Alayne’s Journal - Entry 1

I don’t want to think these thoughts. Perhaps if I make myself write them down, they’ll go. Like a cleansing. And if not? Then perhaps it will be a bit like talking to someone.
Petyr. His smile … he really is a very handsome man. Not a big man like… *No, I will not think of him* … His kisses, I didn’t want to enjoy them. The bath, Petyr holding me, the way my body responded to him. Its all so confusing …
Last night he gave me a necklace, and I forgot myself. Or did I? *Could I really want his attentions?* Sitting by the fire, he asked … and I gave him my permission. My bodice open, his mouth on me … gods, I wanted it then. But now? In the cold light of day?
I must make myself truly think about this. *You must be honest with yourself Alayne, if even you lie to yourself, then there really is no truth left in the world.*He wants me to love him. I asked him if he wanted this and he said yes, he wanted me to be utterly and completely his. But when I asked him if he would love me, truly love me, he became frustrated. He tires of waiting. There is a game to be played and we are all figures on a chessboard. I fear I’ll never know if he really loves me.
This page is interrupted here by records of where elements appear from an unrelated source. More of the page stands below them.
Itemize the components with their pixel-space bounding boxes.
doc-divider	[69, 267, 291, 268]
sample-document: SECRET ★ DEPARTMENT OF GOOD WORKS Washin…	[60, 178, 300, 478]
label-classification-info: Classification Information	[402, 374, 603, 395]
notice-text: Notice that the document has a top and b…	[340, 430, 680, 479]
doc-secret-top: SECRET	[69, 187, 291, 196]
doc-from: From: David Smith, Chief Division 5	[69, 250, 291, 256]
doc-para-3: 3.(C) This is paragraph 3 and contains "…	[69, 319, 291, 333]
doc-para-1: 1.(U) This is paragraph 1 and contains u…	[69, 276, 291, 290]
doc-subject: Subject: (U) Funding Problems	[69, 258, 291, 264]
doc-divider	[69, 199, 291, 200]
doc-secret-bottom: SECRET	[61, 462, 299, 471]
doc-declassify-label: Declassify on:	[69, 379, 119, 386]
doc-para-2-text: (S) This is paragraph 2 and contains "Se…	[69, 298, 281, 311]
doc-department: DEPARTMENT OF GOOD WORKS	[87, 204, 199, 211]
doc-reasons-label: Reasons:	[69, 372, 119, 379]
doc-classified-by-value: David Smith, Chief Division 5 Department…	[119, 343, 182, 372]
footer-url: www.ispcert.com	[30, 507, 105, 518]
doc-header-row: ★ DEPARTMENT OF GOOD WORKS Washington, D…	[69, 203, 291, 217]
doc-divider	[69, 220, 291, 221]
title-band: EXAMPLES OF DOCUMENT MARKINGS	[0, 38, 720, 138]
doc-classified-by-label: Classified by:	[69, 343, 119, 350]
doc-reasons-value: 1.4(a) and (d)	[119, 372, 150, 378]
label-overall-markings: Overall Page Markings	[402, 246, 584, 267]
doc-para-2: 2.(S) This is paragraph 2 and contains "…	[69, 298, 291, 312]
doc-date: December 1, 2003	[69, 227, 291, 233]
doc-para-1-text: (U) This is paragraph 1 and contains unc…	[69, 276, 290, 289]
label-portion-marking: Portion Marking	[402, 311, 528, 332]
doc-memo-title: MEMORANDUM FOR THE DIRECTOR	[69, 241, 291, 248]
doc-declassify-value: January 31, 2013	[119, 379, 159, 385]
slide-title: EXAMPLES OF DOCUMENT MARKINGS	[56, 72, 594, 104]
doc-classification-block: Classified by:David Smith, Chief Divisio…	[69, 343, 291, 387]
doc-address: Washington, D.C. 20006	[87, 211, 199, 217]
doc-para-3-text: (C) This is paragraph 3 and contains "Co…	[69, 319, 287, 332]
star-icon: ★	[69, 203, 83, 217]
But he will act the part, I know. Is that enough? To give him my love, never truly knowing if I’m just a player in a charade?
I can love, I know. I have loved. I suspect I might love him a little already. And yet here too, I am confused. I want him. I know this is the honest truth. Want his arms around me, want his warmth, his comfort. I feel so alone in the world. And this man … he shows me affection. Takes care of me. He saved me when no one else did. After the Hound left me …
DON’T think of him!
 I’m afraid to think of the Hound.
 Sandor. He’s often in my mind, trying to push into my thoughts. *Always.* He never really leaves, he’s there, hovering in the shadows. Haunting me. *Where are you? Why did you leave me?* After Petyr had gone to bed, I sat by the fire for a while, feeling empty and alone. I finally did as I always do now when my loneliness becomes unbearable. I went to my bedchamber and locked the door. I removed from the bottom of my trunk, a stained white cloak. It’s yellowing now, but it still smells like him. I wrapped it around myself and fell asleep on top of the covers, pretending it was his arms around me, holding me … keeping me safe.